In un mondo fantastico popolato da elfi e orchi, nani e cavalieri, creature magiche e mezzi uomini, dove la tecnica minaccia l'umanità e orde di immondi replicanti assetati di distruzione marciano al soldo del Male più infernale che ha le sembianze di un occhio infuocato, non c'è un eroe solitario a cui affidare la salvezza ultima ma c'è una compagnia che non è propriamente tenuta assieme da un'amicizia quanto piuttosto da un cammino verso un destino comune. Lungo questo cammino ognuno fa quel che può, in base alle proprie forze e alle proprie doti, per portare a termine la missione: distruggere l'Anello. E non è certo marginale il fatto che non sia uno di loro a riuscirci ma quel Gollum, essere orripilante, che per tutto il tempo aveva tramato, tradendo e imbrogliando, per avere nuovamente per sé il tesoro. Forse, senza questo piccolo-grande incidente letterario sul ciglio del Monte Fato, l'Anello sarebbe ancora al dito di qualcuno e, forse, il Male avrebbe trionfato. Non un aspetto marginale per J.R.R. Tolkien, dunque. Ma probabilmente uno degli aspetti più interessanti. Perché la morte di Gollum, trascinando l'Anello con sé nella lava, diventa nel Signore degli Anelli il compimento di un destino che divide appunto una compagnia che valorizza la persona nella sua unicità da una collettività che schiaccia l'individuo spersonalizzandolo sotto il peso del potere.

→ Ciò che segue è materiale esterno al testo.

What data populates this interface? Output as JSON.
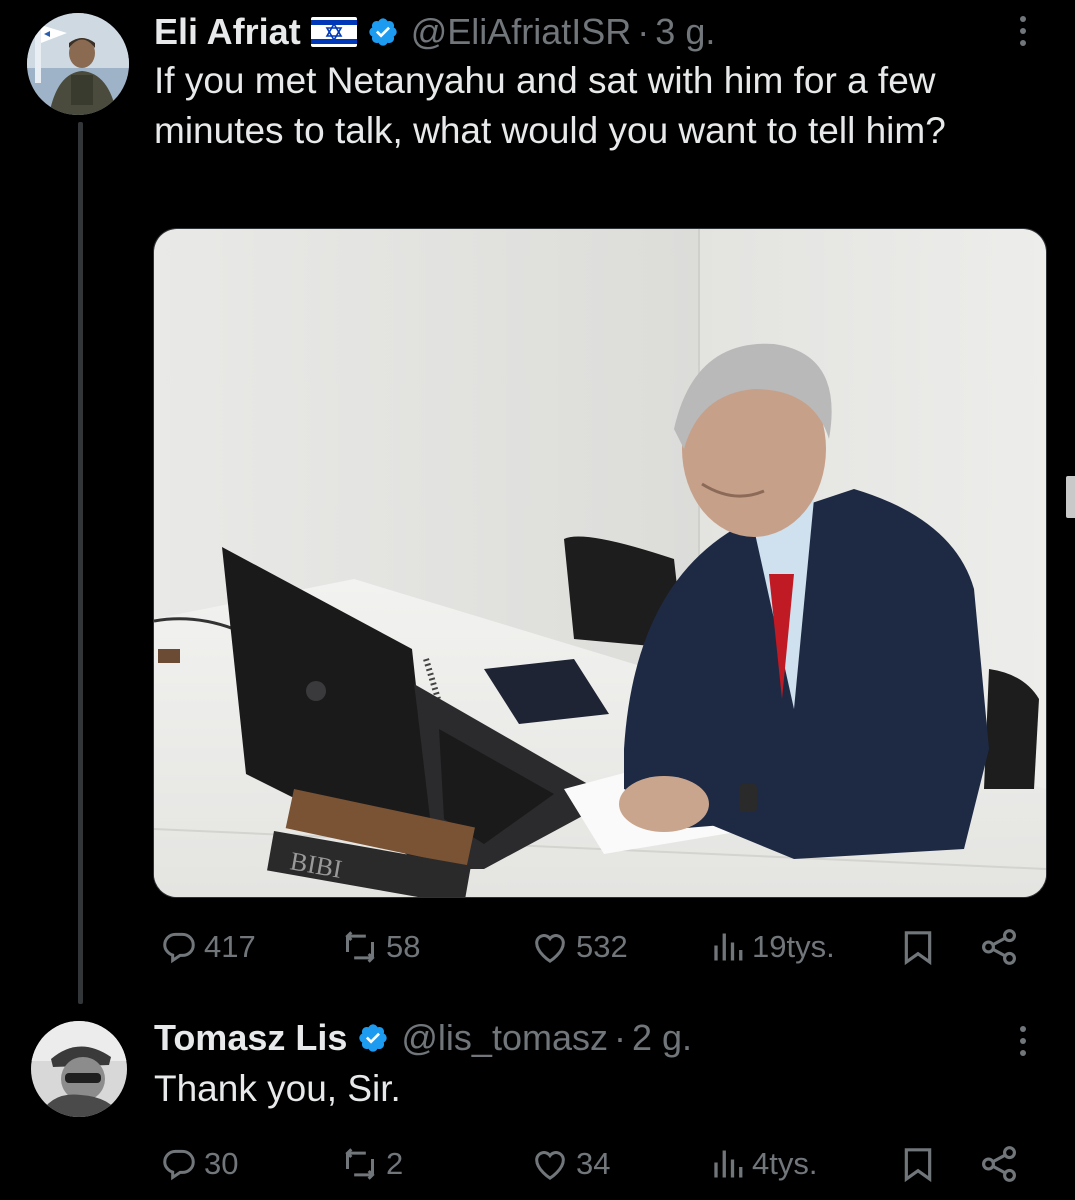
{
  "colors": {
    "background": "#000000",
    "text_primary": "#e7e9ea",
    "text_secondary": "#71767b",
    "verified_blue": "#1d9bf0",
    "thread_line": "#333639"
  },
  "tweet1": {
    "author_name": "Eli Afriat",
    "flag": "israel-flag",
    "handle": "@EliAfriatISR",
    "separator": "·",
    "time": "3 g.",
    "text": "If you met Netanyahu and sat with him for a few minutes to talk, what would you want to tell him?",
    "media": "photo-man-writing-at-desk-with-laptop",
    "book_lettering": "BIBI",
    "actions": {
      "replies": "417",
      "reposts": "58",
      "likes": "532",
      "views": "19tys."
    }
  },
  "tweet2": {
    "author_name": "Tomasz Lis",
    "handle": "@lis_tomasz",
    "separator": "·",
    "time": "2 g.",
    "text": "Thank you, Sir.",
    "actions": {
      "replies": "30",
      "reposts": "2",
      "likes": "34",
      "views": "4tys."
    }
  },
  "icons": {
    "reply": "reply-icon",
    "repost": "repost-icon",
    "like": "heart-icon",
    "views": "views-icon",
    "bookmark": "bookmark-icon",
    "share": "share-icon",
    "more": "more-vertical-icon",
    "verified": "verified-badge-icon"
  }
}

Si potrebbe partire da questo dettaglio per spiegare perché all'intellighenzia di sinistra Tolkien non è mai piaciuto. Non tanto dunque per il genere in sé, il fantasy, troppo spesso bistrattato e relegato a genere minore. Quanto piuttosto per i valori che da subito hanno conquistato la destra. Non solo quella dei Campi Hobbit che venne prima di Fratelli d'Italia. Anche tra i cattolici non è mai mancata una fortissima fascinazione nei confronti di quel mondo magico. E, quindi, sentire oggi la segretaria del Partito democratico, Elly Schlein, lanciare la nuova battaglia ideologica della sinistra ("Dobbiamo riprenderci Tolkien") fa quantomeno sgranare gli occhi. Prima di tutto per quell'ingordigia culturale che spinge il progressismo di tutti i tempi a cannibalizzare qualsiasi scrittore, filosofo e pensatore piegandolo, anche laddove è impossibile farlo, ai propri costrutti in una crescente occupazione intellettuale che punta a desertificare le idee e il confronto.

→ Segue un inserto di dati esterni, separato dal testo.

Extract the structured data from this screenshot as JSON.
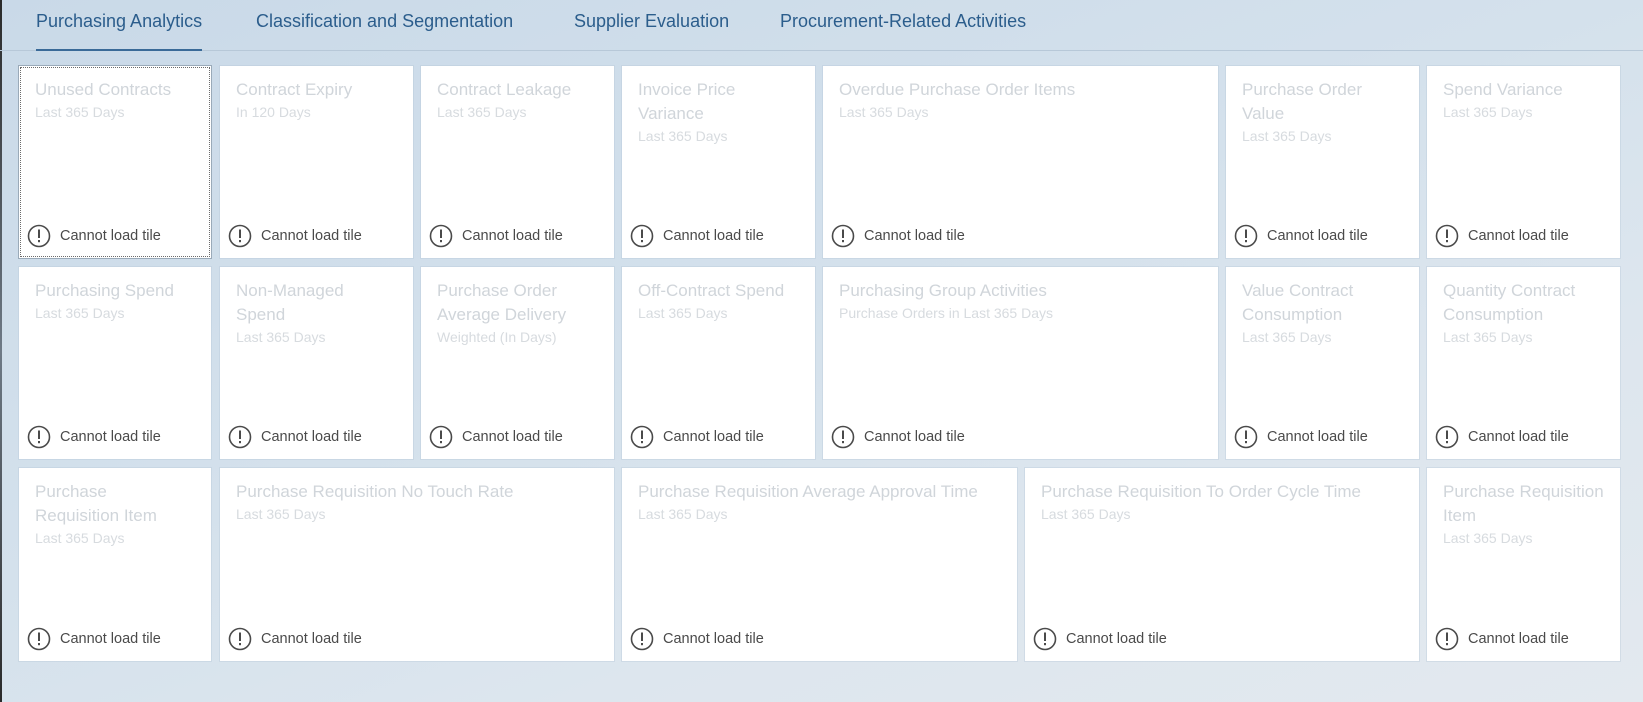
{
  "tabs": [
    {
      "label": "Purchasing Analytics",
      "active": true
    },
    {
      "label": "Classification and Segmentation",
      "active": false
    },
    {
      "label": "Supplier Evaluation",
      "active": false
    },
    {
      "label": "Procurement-Related Activities",
      "active": false
    }
  ],
  "error_text": "Cannot load tile",
  "tiles": [
    {
      "title": "Unused Contracts",
      "subtitle": "Last 365 Days"
    },
    {
      "title": "Contract Expiry",
      "subtitle": "In 120 Days"
    },
    {
      "title": "Contract Leakage",
      "subtitle": "Last 365 Days"
    },
    {
      "title": "Invoice Price Variance",
      "subtitle": "Last 365 Days"
    },
    {
      "title": "Overdue Purchase Order Items",
      "subtitle": "Last 365 Days"
    },
    {
      "title": "Purchase Order Value",
      "subtitle": "Last 365 Days"
    },
    {
      "title": "Spend Variance",
      "subtitle": "Last 365 Days"
    },
    {
      "title": "Purchasing Spend",
      "subtitle": "Last 365 Days"
    },
    {
      "title": "Non-Managed Spend",
      "subtitle": "Last 365 Days"
    },
    {
      "title": "Purchase Order Average Delivery",
      "subtitle": "Weighted (In Days)"
    },
    {
      "title": "Off-Contract Spend",
      "subtitle": "Last 365 Days"
    },
    {
      "title": "Purchasing Group Activities",
      "subtitle": "Purchase Orders in Last 365 Days"
    },
    {
      "title": "Value Contract Consumption",
      "subtitle": "Last 365 Days"
    },
    {
      "title": "Quantity Contract Consumption",
      "subtitle": "Last 365 Days"
    },
    {
      "title": "Purchase Requisition Item",
      "subtitle": "Last 365 Days"
    },
    {
      "title": "Purchase Requisition No Touch Rate",
      "subtitle": "Last 365 Days"
    },
    {
      "title": "Purchase Requisition Average Approval Time",
      "subtitle": "Last 365 Days"
    },
    {
      "title": "Purchase Requisition To Order Cycle Time",
      "subtitle": "Last 365 Days"
    },
    {
      "title": "Purchase Requisition Item",
      "subtitle": "Last 365 Days"
    }
  ],
  "icons": {
    "error": "exclamation-circle-icon"
  }
}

Ad essere sinceri, non sappiamo cosa significhi "riprendersi" Tolkien. I suoi libri, dallo Hobbit al Silmarillion, sono disponibili in tutte le librerie e le biblioteche d'Italia e, come qualsiasi altra opera di qualsiasi altro scrittore, appartengono a chi li legge e a chi li apprezza. Il volersene appropriare, unicamente perché il Signore degli anelli è l'opera più amata dalla premier Giorgia Meloni e sui cui hanno sognato generazioni di militanti di destra (e non solo), mostra da una parte la sete di egemonia culturale della sinistra e dall'altra, aspetto non meno svilente, la pochezza della sfida (intellettuale e politica) che la Schlein è in grado di mettere in campo. Una sorta di razzia dottrinale fine a se stessa che probabilmente è evaporata una manciata di secondi dopo che la leader dem l'ha lanciata.

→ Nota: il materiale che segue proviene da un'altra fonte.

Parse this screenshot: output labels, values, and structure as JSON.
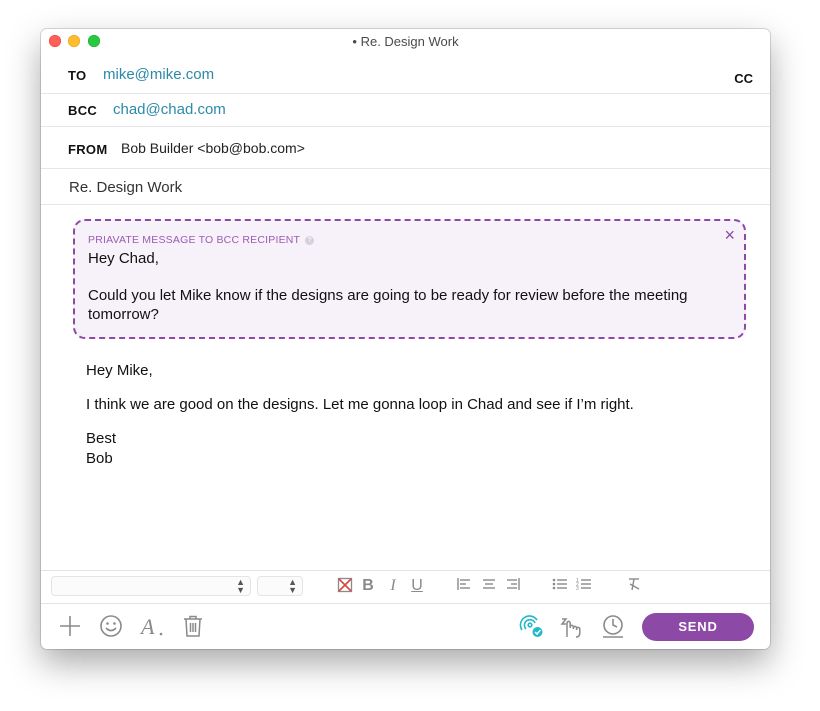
{
  "window": {
    "title": "• Re. Design Work"
  },
  "compose": {
    "to_label": "TO",
    "to_value": "mike@mike.com",
    "cc_label": "CC",
    "bcc_label": "BCC",
    "bcc_value": "chad@chad.com",
    "from_label": "FROM",
    "from_value": "Bob Builder <bob@bob.com>",
    "subject": "Re. Design Work"
  },
  "private_message": {
    "header": "PRIAVATE MESSAGE TO BCC RECIPIENT",
    "help_glyph": "?",
    "close_glyph": "×",
    "greeting": "Hey Chad,",
    "body": "Could you let Mike know if the designs are going to be ready for review before the meeting tomorrow?"
  },
  "message": {
    "greeting": "Hey Mike,",
    "body": "I think we are good on the designs. Let me gonna loop in Chad and see if I’m right.",
    "closing": "Best",
    "signature": "Bob"
  },
  "format_toolbar": {
    "font_select_value": "",
    "size_select_value": "",
    "icons": [
      "clear-color-icon",
      "bold-icon",
      "italic-icon",
      "underline-icon",
      "align-left-icon",
      "align-center-icon",
      "align-right-icon",
      "bullet-list-icon",
      "numbered-list-icon",
      "clear-format-icon"
    ],
    "bold_glyph": "B",
    "italic_glyph": "I",
    "underline_glyph": "U"
  },
  "bottom_toolbar": {
    "icons": [
      "add-icon",
      "emoji-icon",
      "font-icon",
      "trash-icon",
      "read-receipt-icon",
      "snooze-icon",
      "schedule-icon"
    ],
    "send_label": "SEND"
  },
  "colors": {
    "accent_purple": "#8c49a6",
    "link_blue": "#2c8aa8",
    "teal": "#22b8c9",
    "private_bg": "#f7f1f9"
  }
}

Per tornare all'universo di Tolkien sarebbe interessante, magari dopo aver riletto le avventure di Frodo e della compagnia dell'Anello, che la Schlein e i suoi capiscano perché l'ideale della Contea sia molto simile all'idea di Paese che la destra punta a costruire e a difendere.
E quanto le terre sotto il dominio di Sauron, invece, siano tragicamente molto simili all'idea di Paese portato avanti dalla sinistra. Un Paese dove lo Stato viene prima di tutto, tanto da schiacciare l'individuo fino ad azzerarlo.